Friday, July 28, 2023

When Non-Russians Speak Their Languages, They Back Ukraine; but When They Speak Russian, They Support Putin’s War, Komi Activist Says

Paul Goble

            Staunton, July 24 – Komi activist Lana Pylayeva says that when she speaks Russian with her father, he supports Russia in its war with Ukraine; but when they speak their common native language, Komi, he backs Ukraine in large measure because when they speak in Komi, they are focused on threats to their nation and the loss of their language and identity.

            Her words are cited by Aleksandr Garmazhapova, an émigré Buryat activist, in the course of an extensive interview on the possibilities and importance of the federalization of Russia (

            The Buryat’s decision to cite Pylayeva’s words suggests that she views the Komi activist’s experience to be more general and that in turn helps to explain why Vladimir Putin is so committed to the destruction of non-Russian languages not only to promote the formation of his “Russian world” but to eliminate opposition to policies carried out in its name.

            Garmzhapova offers a series of important observations about Russia and federalization. Among the most significant are the following:

·       Federalism requires strong regions as well as a strong central government with the two sides existing in more or less permanent negotiation. Putin, who never has taken part in serious talks, wants to preclude them with the regions by keeping them all as weak as possible because he knows that “strong regions always want more autonomy but weak ones don’t.”

·       “Possibly if 80 percent of Russia’s population belonged to the titular nation and 20 percent to a single national minority, there would be a not bad chance to create at asymmetric federation as in Canada. Butin Russia, there is a multitude of nations in this 20 percent.”

·       To promote federalization, some want to create macro-regional party lists so that Russia’s political parties will pay more attention to regions and their neighbors.

·       It would be useful to enshrine in the constitution the term “territories of compact residence of ethnic minorities.” These would be where people of one or another ethnicity actually live rather than where Stalin drew the lines around them.

·       Russia should follow the example of the Baltic countries and pursue democracy first and then federalization rather than the other way around.

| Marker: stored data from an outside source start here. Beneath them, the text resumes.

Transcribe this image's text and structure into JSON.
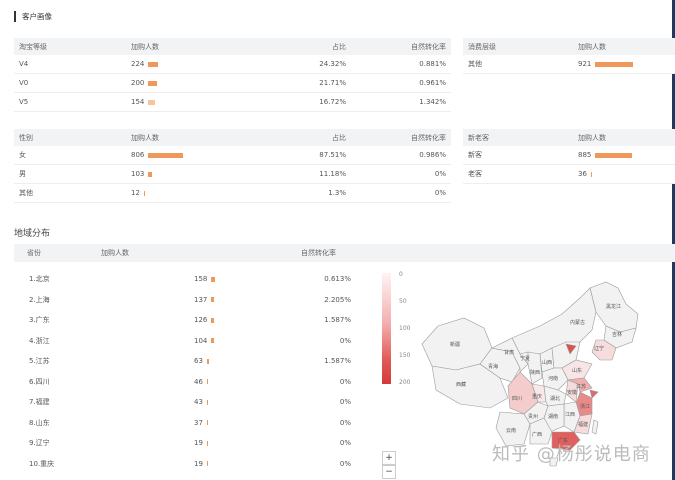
{
  "title": "客户画像",
  "colors": {
    "bar": "#f0985a",
    "bar_light": "#f6c39b",
    "map_base": "#f2f2f2",
    "map_border": "#9b9b9b",
    "map_dark": "#d9534f"
  },
  "vip_table": {
    "headers": [
      "淘宝等级",
      "加购人数",
      "占比",
      "自然转化率"
    ],
    "rows": [
      {
        "label": "V4",
        "count": "224",
        "pct": "24.32%",
        "rate": "0.881%",
        "bar": 0.243
      },
      {
        "label": "V0",
        "count": "200",
        "pct": "21.71%",
        "rate": "0.961%",
        "bar": 0.217
      },
      {
        "label": "V5",
        "count": "154",
        "pct": "16.72%",
        "rate": "1.342%",
        "bar": 0.167
      }
    ]
  },
  "consume_table": {
    "headers": [
      "消费层级",
      "加购人数"
    ],
    "rows": [
      {
        "label": "其他",
        "count": "921",
        "bar": 1.0
      }
    ]
  },
  "gender_table": {
    "headers": [
      "性别",
      "加购人数",
      "占比",
      "自然转化率"
    ],
    "rows": [
      {
        "label": "女",
        "count": "806",
        "pct": "87.51%",
        "rate": "0.986%",
        "bar": 0.875
      },
      {
        "label": "男",
        "count": "103",
        "pct": "11.18%",
        "rate": "0%",
        "bar": 0.112
      },
      {
        "label": "其他",
        "count": "12",
        "pct": "1.3%",
        "rate": "0%",
        "bar": 0.013
      }
    ]
  },
  "newold_table": {
    "headers": [
      "新老客",
      "加购人数"
    ],
    "rows": [
      {
        "label": "新客",
        "count": "885",
        "bar": 0.961
      },
      {
        "label": "老客",
        "count": "36",
        "bar": 0.039
      }
    ]
  },
  "region": {
    "title": "地域分布",
    "headers": [
      "省份",
      "加购人数",
      "自然转化率"
    ],
    "rows": [
      {
        "label": "1.北京",
        "count": "158",
        "rate": "0.613%",
        "bar": 1.0
      },
      {
        "label": "2.上海",
        "count": "137",
        "rate": "2.205%",
        "bar": 0.867
      },
      {
        "label": "3.广东",
        "count": "126",
        "rate": "1.587%",
        "bar": 0.797
      },
      {
        "label": "4.浙江",
        "count": "104",
        "rate": "0%",
        "bar": 0.658
      },
      {
        "label": "5.江苏",
        "count": "63",
        "rate": "1.587%",
        "bar": 0.399
      },
      {
        "label": "6.四川",
        "count": "46",
        "rate": "0%",
        "bar": 0.291
      },
      {
        "label": "7.福建",
        "count": "43",
        "rate": "0%",
        "bar": 0.272
      },
      {
        "label": "8.山东",
        "count": "37",
        "rate": "0%",
        "bar": 0.234
      },
      {
        "label": "9.辽宁",
        "count": "19",
        "rate": "0%",
        "bar": 0.12
      },
      {
        "label": "10.重庆",
        "count": "19",
        "rate": "0%",
        "bar": 0.12
      }
    ],
    "legend": [
      "0",
      "50",
      "100",
      "150",
      "200"
    ],
    "zoom_in": "+",
    "zoom_out": "−"
  },
  "map_labels": [
    "黑龙江",
    "吉林",
    "辽宁",
    "新疆",
    "西藏",
    "青海",
    "甘肃",
    "内蒙古",
    "四川",
    "重庆",
    "湖北",
    "湖南",
    "广西",
    "广东",
    "福建",
    "浙江",
    "江苏",
    "安徽",
    "江西",
    "贵州",
    "云南",
    "河南",
    "山东",
    "山西",
    "陕西",
    "宁夏"
  ],
  "watermark": "知乎 @杨彤说电商"
}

The reason is that only democratically elected leaders have the authority to make decisions people will respect.

·       Political theory clearly shows that political stability is almost impossible in a young democracy. Every election changes the government. Samuel Huntington made an interesting generalization: the first elections are won by the revolutionaries, the second by their predecessors (nostalgia is at work here), and in the third, the “former” are defeated, because they definitely cannot return to the old life for which people are nostalgic. These third elections are again won by the revolutionaries, who have already transformed into a full-fledged party. However, they also do not succeed. Therefore, in the fourth election, people say: “We are tired of both the revolutionaries and the former. Give me something new."

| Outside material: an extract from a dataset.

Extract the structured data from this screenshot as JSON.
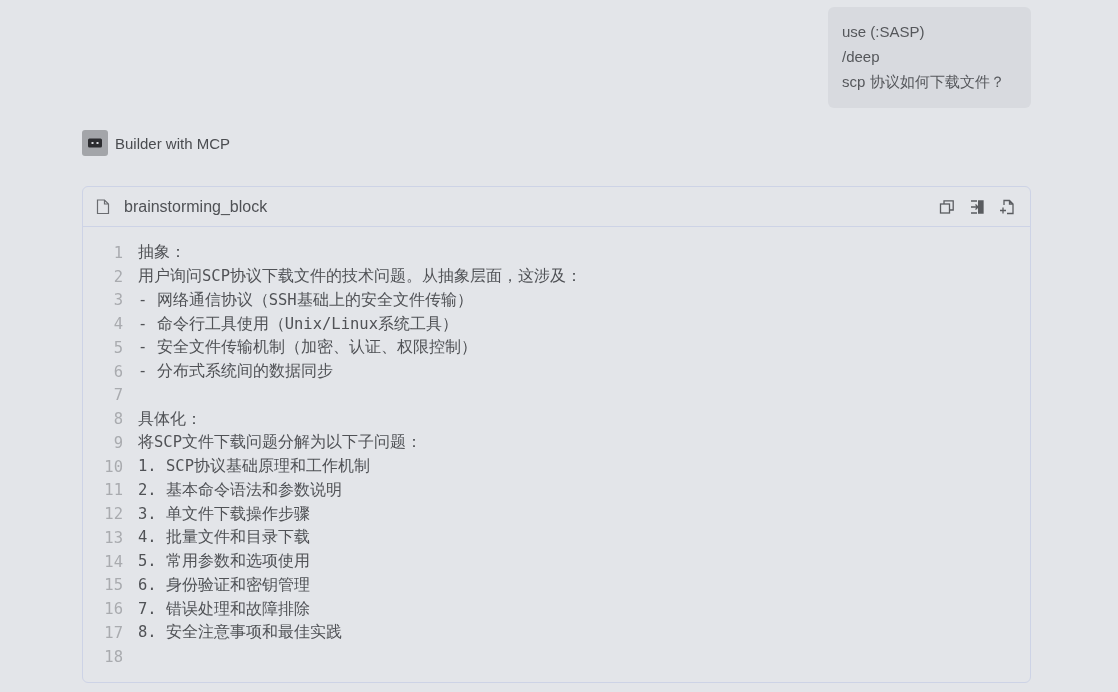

·       “Federalization is not a panacea but it is a path to the future and not to the past.”

·       Russia is surrounded by countries from which it must learn: Mongolia in the East and Ukraine and the Baltic countries in the West.

·       One of Russia’s biggest problems is the near total ignorance of people in one region about other regions. Many don’t even know which ones are part of the Russian Federation and which are not.